Polina, my last question I steal from Ban Ki-moon, the former Secretary General of the United Nations. He used to ask people who he was interviewing for a position to work for him: “What is the question that you prepared for this interview that I didn't ask you? And what is the answer to that question?” I have a little bit of an iteration, Polina, which is: what's the question we should ask you about “Hidden Genius”, your book, that no one asks you? And what's the answer to that question?

Pompliano: It's really interesting. I actually realized that I didn't include this in the book. In the book, I say that the question that I asked myself that changed the trajectory of my life was “how do I define success?” Few, very few people ask. I did not answer it in the book, I answered it through people. For me, success, up until three years ago, used to be the standard definition: status, money, wealth, material possessions. Now, it's very much I find people fascinating, like the interview that I published today with Laura Decker, she is the youngest person to sail solo around the world. It's insane. The undertaking, she started when she was 14, she ended when she was 16. It's people like that. I like seeing people who take risks, people whose life isn't linear. The winding path is really what I think success is and also it's a life well lived. The type of story that I like, is somebody who succeeded at something, failed miserably and fallen flat on their face, learnt from that experience, and went on to achieve whatever other thing they wanted to do again, and then came out on the other side with lessons to share, for people who are undertaking a similar journey. Those are the types of people that I included in the book.

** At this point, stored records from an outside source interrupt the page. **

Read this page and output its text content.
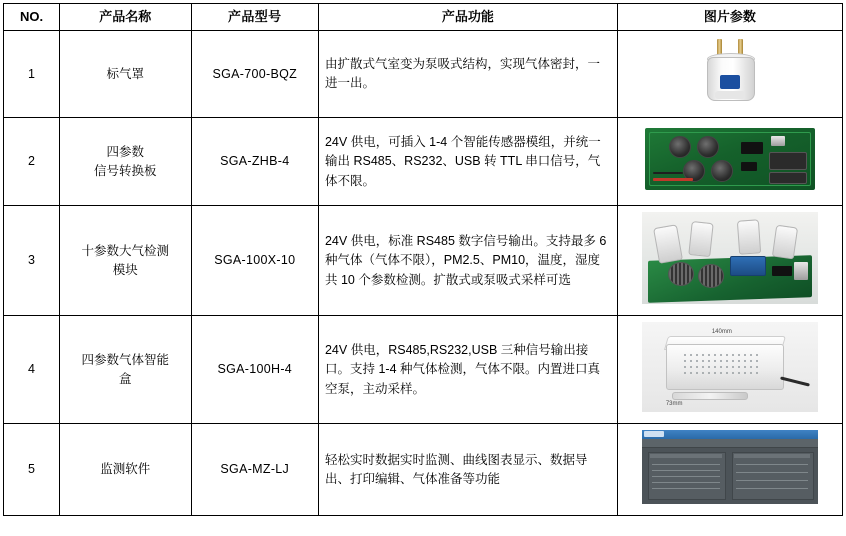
NO.	产品名称	产品型号	产品功能	图片参数
1	标气罩	SGA-700-BQZ	由扩散式气室变为泵吸式结构，实现气体密封，一进一出。	

2	四参数
信号转换板	SGA-ZHB-4	24V 供电，可插入 1-4 个智能传感器模组，并统一输出 RS485、RS232、USB 转 TTL 串口信号，气体不限。	

3	十参数大气检测
模块	SGA-100X-10	24V 供电，标准 RS485 数字信号输出。支持最多 6 种气体（气体不限），PM2.5、PM10，温度，湿度共 10 个参数检测。扩散式或泵吸式采样可选	

4	四参数气体智能
盒	SGA-100H-4	24V 供电，RS485,RS232,USB 三种信号输出接口。支持 1-4 种气体检测，气体不限。内置进口真空泵，主动采样。	140mm
73mm

5	监测软件	SGA-MZ-LJ	轻松实时数据实时监测、曲线图表显示、数据导出、打印编辑、气体准备等功能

When I was at Fortune, I interviewed many successful people, like Melinda Gates, and all these people were like “Wow, she's the most successful philanthropic woman in the world.” I don't idolize them because I think idolizing people is just worshiping perfect versions of really imperfect people. When Melinda and Bill Gates went on their tour, doing interviews together, people were viewing them as relationship goals. In my head, I thought that was really dangerous, because nobody knows what's going on behind closed doors and as we came to find out, things weren't so perfect and they ended up divorcing. If you worship people, if you idolize them, they will always kind of disappoint you. 

I like a messy life, because I know that things aren't perfect and to me, that is success. 

Potolicchio: What is a book that we should pair with “Hidden Genius”? Think about a book that we should read either before, or after, or at the same time. Is there a book that belongs on the shelf right next to it? I mean, of course, your second book, which I know you are going to start writing tomorrow, but is there another book that you think we should have? 

Pompliano: I actually reread this book, it's Oprah's, the one that I mentioned before, it's called “What I know for sure”. It's honestly just little tidbits of her life, where she has learned lessons from all the people she has interviewed. There is so much value in interviewing people, observing them, even if you've never met them, because you get to hear how they think, how they reason, and you extract what you want to learn. It's the learnings you should extract, not the flashy, like “I am Kim Kardashian, everything's perfect.” It's the gritty, what makes you, you and where you have failed?